You have a published customer support number, but, when I call, I get recordings telling me how much you care, but it's almost impossible to get a real human being on the phone, and when I do, they can't help me or answer my question. Or, worse, they lie. They tell me something that simply isn't true, something that leads me to do something, only to find out later that it was the wrong thing to do.
You may think your customers are all happy. As I listened to one supposedly satisfied customer recently, he revealed that he had mentioned the problems he was having to the CEO more than once, and the CEO agreed that those issues needed correcting. But the CEO didn't actually correct those issues. As responsible and conscientious as this CEO is, he didn't manage to solve the customer's problem. The customer felt he had been heard, but that no successful action was taken on his behalf. Because the problem had an effect on his ability to get his own product out the door - and to be competitive in the marketplace - he was driven to look for a better vendor.
About 5% of all customers I call - who were believed to be satisfied - reveal to me during the interview that they are looking for a better vendor and are talking to competitors.

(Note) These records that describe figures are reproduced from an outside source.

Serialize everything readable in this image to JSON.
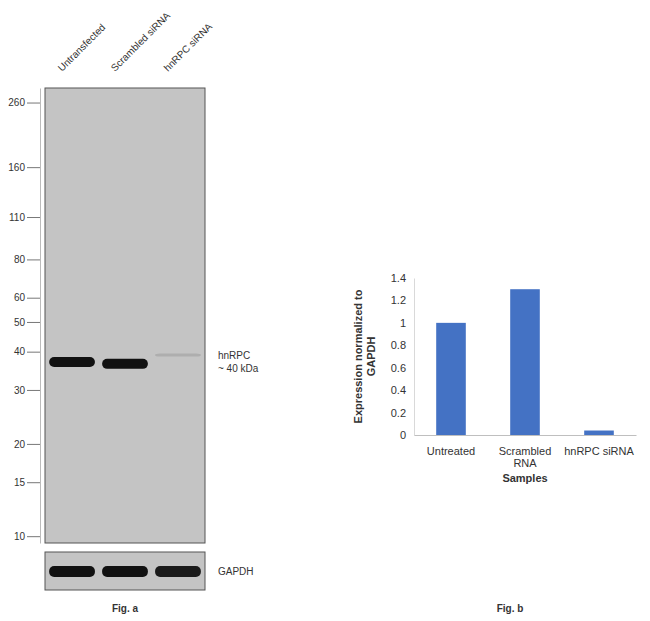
{
  "chart_data": [
    {
      "type": "blot",
      "caption": "Fig. a",
      "categories": [
        "Untransfected",
        "Scrambled siRNA",
        "hnRPC siRNA"
      ],
      "ylim": [
        9.5,
        290
      ],
      "log": "y",
      "yticks": [
        260,
        160,
        110,
        80,
        60,
        50,
        40,
        30,
        20,
        15,
        10
      ],
      "series": [
        {
          "name": "hnRPC\n~ 40 kDa",
          "values": [
            37,
            36.5,
            39
          ],
          "intensity": [
            1,
            1,
            0.12
          ]
        }
      ],
      "loading_control": {
        "name": "GAPDH",
        "intensity": [
          1,
          1,
          0.95
        ]
      }
    },
    {
      "type": "bar",
      "caption": "Fig. b",
      "categories": [
        "Untreated",
        "Scrambled RNA",
        "hnRPC siRNA"
      ],
      "values": [
        1,
        1.3,
        0.04
      ],
      "color": "#4472c4",
      "ylim": [
        0,
        1.4
      ],
      "yticks": [
        0,
        0.2,
        0.4,
        0.6,
        0.8,
        1,
        1.2,
        1.4
      ],
      "x_label": "Samples",
      "y_label": "Expression normalized to\nGAPDH",
      "grid": false
    }
  ]
}
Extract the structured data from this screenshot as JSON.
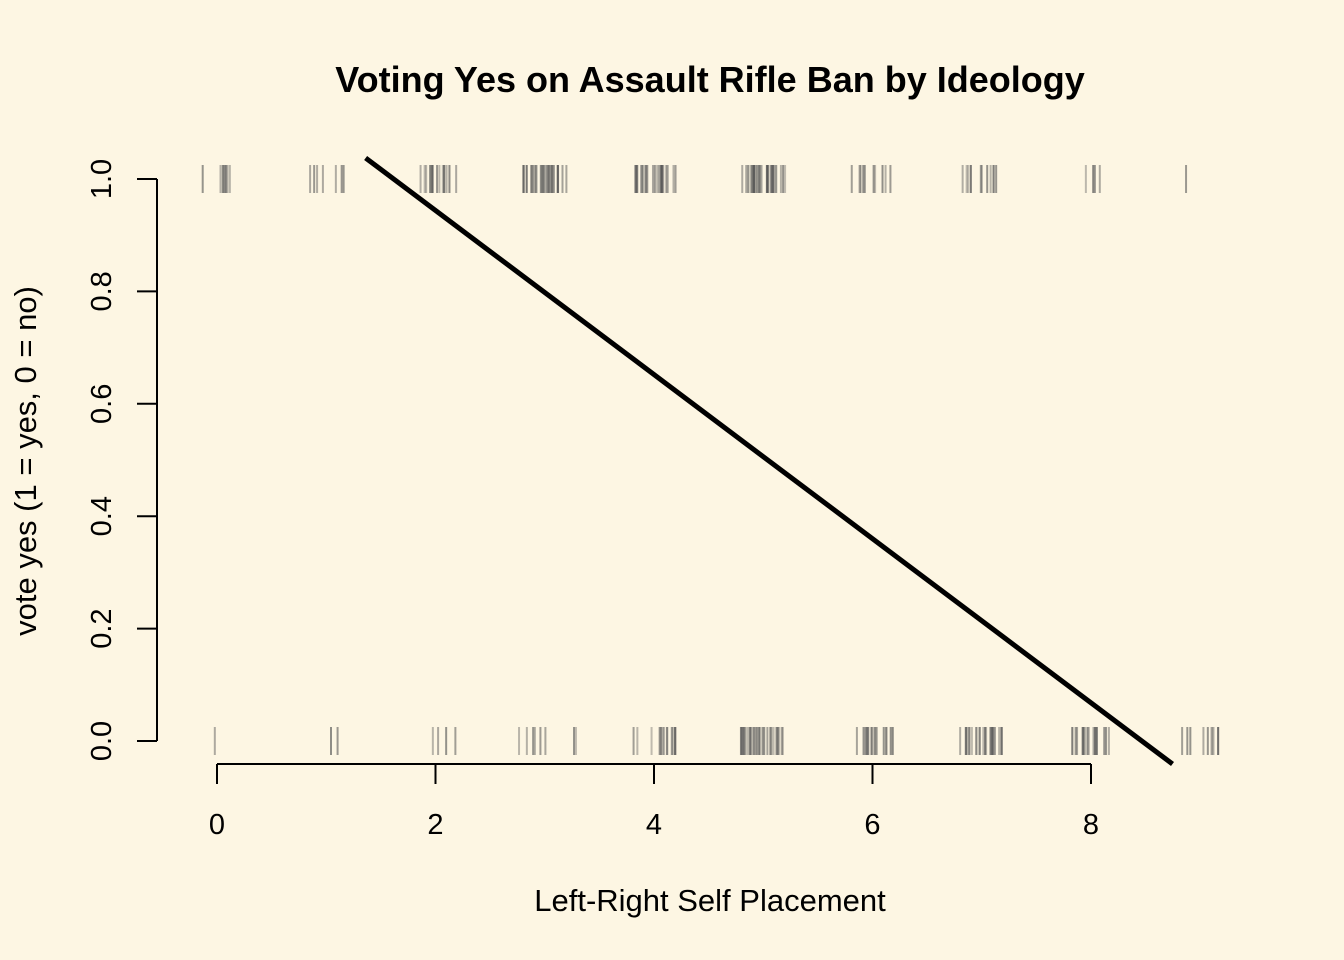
{
  "chart_data": {
    "type": "scatter",
    "title": "Voting Yes on Assault Rifle Ban by Ideology",
    "xlabel": "Left-Right Self Placement",
    "ylabel": "vote yes (1 = yes, 0 = no)",
    "xlim": [
      -0.55,
      9.3
    ],
    "ylim": [
      -0.04,
      1.04
    ],
    "x_ticks": [
      0,
      2,
      4,
      6,
      8
    ],
    "y_ticks": [
      0.0,
      0.2,
      0.4,
      0.6,
      0.8,
      1.0
    ],
    "x_tick_labels": [
      "0",
      "2",
      "4",
      "6",
      "8"
    ],
    "y_tick_labels": [
      "0.0",
      "0.2",
      "0.4",
      "0.6",
      "0.8",
      "1.0"
    ],
    "grid": false,
    "legend": "none",
    "colors": {
      "background": "#fdf6e3",
      "line": "#000000",
      "rug": "#555555"
    },
    "regression_line": {
      "intercept": 1.236,
      "slope": -0.146
    },
    "jittered_points": {
      "yes": [
        {
          "center": 0,
          "count": 8,
          "jitter": 0.2
        },
        {
          "center": 1,
          "count": 7,
          "jitter": 0.19
        },
        {
          "center": 2,
          "count": 18,
          "jitter": 0.2
        },
        {
          "center": 3,
          "count": 28,
          "jitter": 0.2
        },
        {
          "center": 4,
          "count": 26,
          "jitter": 0.21
        },
        {
          "center": 5,
          "count": 30,
          "jitter": 0.21
        },
        {
          "center": 6,
          "count": 10,
          "jitter": 0.2
        },
        {
          "center": 7,
          "count": 12,
          "jitter": 0.2
        },
        {
          "center": 8,
          "count": 5,
          "jitter": 0.13
        },
        {
          "center": 8.87,
          "count": 1,
          "jitter": 0
        }
      ],
      "no": [
        {
          "center": -0.02,
          "count": 1,
          "jitter": 0
        },
        {
          "center": 1.08,
          "count": 2,
          "jitter": 0.04
        },
        {
          "center": 2.05,
          "count": 4,
          "jitter": 0.14
        },
        {
          "center": 2.9,
          "count": 6,
          "jitter": 0.15
        },
        {
          "center": 3.3,
          "count": 2,
          "jitter": 0.04
        },
        {
          "center": 4,
          "count": 14,
          "jitter": 0.2
        },
        {
          "center": 5,
          "count": 32,
          "jitter": 0.21
        },
        {
          "center": 6,
          "count": 18,
          "jitter": 0.2
        },
        {
          "center": 7,
          "count": 26,
          "jitter": 0.2
        },
        {
          "center": 8,
          "count": 20,
          "jitter": 0.2
        },
        {
          "center": 9,
          "count": 10,
          "jitter": 0.21
        }
      ]
    }
  }
}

This is the typical ratio for the companies that try to take care of their customers, companies run by the types of CEOs I work for. In companies where the CEO is not so nice, the ratio is higher. And, if the CEO is in denial, or is dishonest, the company is often shrinking because customers are leaving faster than the company can bring them in.
I once did some work for a company that had just merged with another company. Both companies were well-known and highly respected. They were in the same business, and actually did the same thing, but in different areas of the world. So the merger made a lot of sense.
The company I was working for - let's call them Company A - had done the deal based on the number of customers (in this case, subscribers) that Company B had. What Company A learned after the deal was consummated was that Company B lost 98% of their subscribers every year. I suppose you could say that Company B was actually going out of business every year. Needless to say, the people in Company A were more than disappointed. They really had to scramble - and apply resources - to slow down the stampede toward the door.
The best thing you can do when money gets tight is to look at your own customer base, and examine how your own customers are being treated. Find out - by interviewing customers and employees - who treats customers the worst, and fire them. Let everyone know that that kind of behavior will simply not be tolerated. Train your customer-facing people until they understand the difference between the "I really don't care" employee and the "I will do anything I can to help you" employee. Reward those who do it right, and penalize those who need to show more enthusiasm for the right way of doing things.
Think about your own interactions with customers. Is there something they've been asking you to fix, but you just haven't been able to figure out how? Sit down with the smartest people on your team, and come up with a solution. Get it done. Then, go back to every single customer who has ever mentioned it - and even those who didn't - and let them know that you figured out how to solve the problem. Doing this will do more good for your sales than any amount of marketing or selling. People are surprisingly forgiving, and will send as much business your way as they can, if you demonstrate a willingness to care.